A graduate of the Yugoslav military academy, he joined the Zvornik brigade in early 1992 when it was formed. He held the rank of major throughout the war, but was promoted to lieutenant-colonel following the Srebrenica operation and was assigned to the Bosnian Serb army’s fifth corps, based in Sokolac.

He turned himself in voluntarily in August 2001, pleaded not guilty to all counts in the indictment and was provisionally released until the start of the trial. He returned to The Hague last month.

Many believed that he, not Nikolic, was the most likely candidate to change his plea.

Dragan Obrenovic, 40, was the chief of staff and deputy commander of the Zvornik brigade at the time of the Srebrenica massacres. He is charged with complicity in genocide, crimes against humanity and violations of the laws and customs of war.
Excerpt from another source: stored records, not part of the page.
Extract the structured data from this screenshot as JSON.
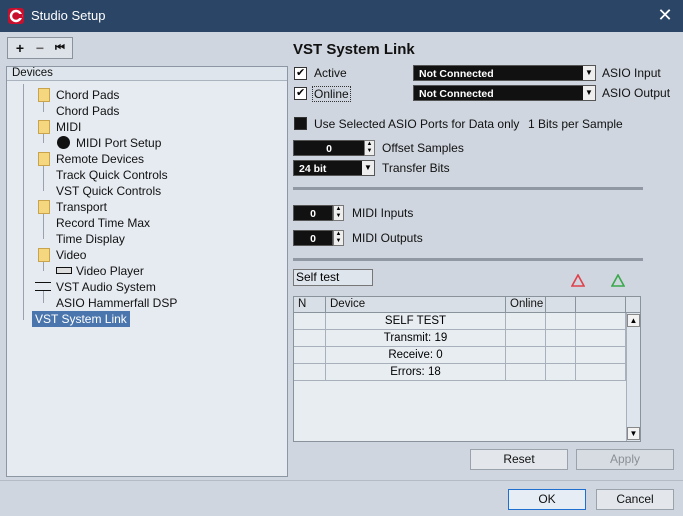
{
  "window": {
    "title": "Studio Setup",
    "close_glyph": "✕"
  },
  "toolbar": {
    "add": "+",
    "remove": "−",
    "reset": "⏮"
  },
  "tree": {
    "header": "Devices",
    "items": [
      {
        "label": "Chord Pads",
        "level": 1,
        "icon": "folder-icon"
      },
      {
        "label": "Chord Pads",
        "level": 2
      },
      {
        "label": "MIDI",
        "level": 1,
        "icon": "folder-icon"
      },
      {
        "label": "MIDI Port Setup",
        "level": 2,
        "icon": "midi-port-icon"
      },
      {
        "label": "Remote Devices",
        "level": 1,
        "icon": "folder-icon"
      },
      {
        "label": "Track Quick Controls",
        "level": 2
      },
      {
        "label": "VST Quick Controls",
        "level": 2
      },
      {
        "label": "Transport",
        "level": 1,
        "icon": "folder-icon"
      },
      {
        "label": "Record Time Max",
        "level": 2
      },
      {
        "label": "Time Display",
        "level": 2
      },
      {
        "label": "Video",
        "level": 1,
        "icon": "folder-icon"
      },
      {
        "label": "Video Player",
        "level": 2,
        "icon": "video-player-icon"
      },
      {
        "label": "VST Audio System",
        "level": 1,
        "icon": "audio-system-icon"
      },
      {
        "label": "ASIO Hammerfall DSP",
        "level": 2
      },
      {
        "label": "VST System Link",
        "level": 0,
        "selected": true
      }
    ]
  },
  "panel": {
    "title": "VST System Link",
    "active_label": "Active",
    "online_label": "Online",
    "asio_input_value": "Not Connected",
    "asio_input_label": "ASIO Input",
    "asio_output_value": "Not Connected",
    "asio_output_label": "ASIO Output",
    "use_selected_label": "Use Selected ASIO Ports for Data only",
    "bits_per_sample": "1 Bits per Sample",
    "offset_value": "0",
    "offset_label": "Offset Samples",
    "transfer_value": "24 bit",
    "transfer_label": "Transfer Bits",
    "midi_inputs_value": "0",
    "midi_inputs_label": "MIDI Inputs",
    "midi_outputs_value": "0",
    "midi_outputs_label": "MIDI Outputs",
    "selftest_label": "Self test",
    "table": {
      "columns": [
        "N",
        "Device",
        "Online",
        "",
        ""
      ],
      "rows": [
        {
          "n": "",
          "device": "SELF TEST"
        },
        {
          "n": "",
          "device": "Transmit:  19"
        },
        {
          "n": "",
          "device": "Receive:  0"
        },
        {
          "n": "",
          "device": "Errors:  18"
        }
      ]
    },
    "reset_button": "Reset",
    "apply_button": "Apply"
  },
  "footer": {
    "ok_button": "OK",
    "cancel_button": "Cancel"
  },
  "colors": {
    "accent": "#1f6fd1",
    "selection": "#4a76ad",
    "triangle_red": "#e0404a",
    "triangle_green": "#3aa84a"
  }
}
When the war began in 1992, he was a captain in a JNA mechanised brigade that took control of Zvornik. After paramilitary troops led by Zjelko Raznatovic – better known as Arkan – took the town, JNA troops under Obrenovic’s command reportedly blocked all of the main roads to prevent the Muslim population from leaving.

After the war, Obrenovic was promoted to the rank of colonel and was appointed commander of the 503rd brigade, an offshoot of the Zvornik brigade.

During the trial of General Krstic, the prosecution played an audio intercept of a conversation he had held with Obrenovic. In it, Obrenovic tells the general that his troops have "fished out" some of the Srebrenica men who were trying to escape through the forest to Tuzla.

“Kill them all,” Krstic was heard telling Obrenovic.

“Everything is going according to plan. Everything...” Obrenovic replied.

The intercept was not accepted as evidence against Krstic by the judges because the prosecution had not followed all of the tribunal procedures for introducing evidence.

Obrenovic was arrested by NATO troops on Easter Sunday 2001.

Stacy Sullivan is IWPR project manager in The Hague. Emir Suljagic is an IWPR reporter in The Hague.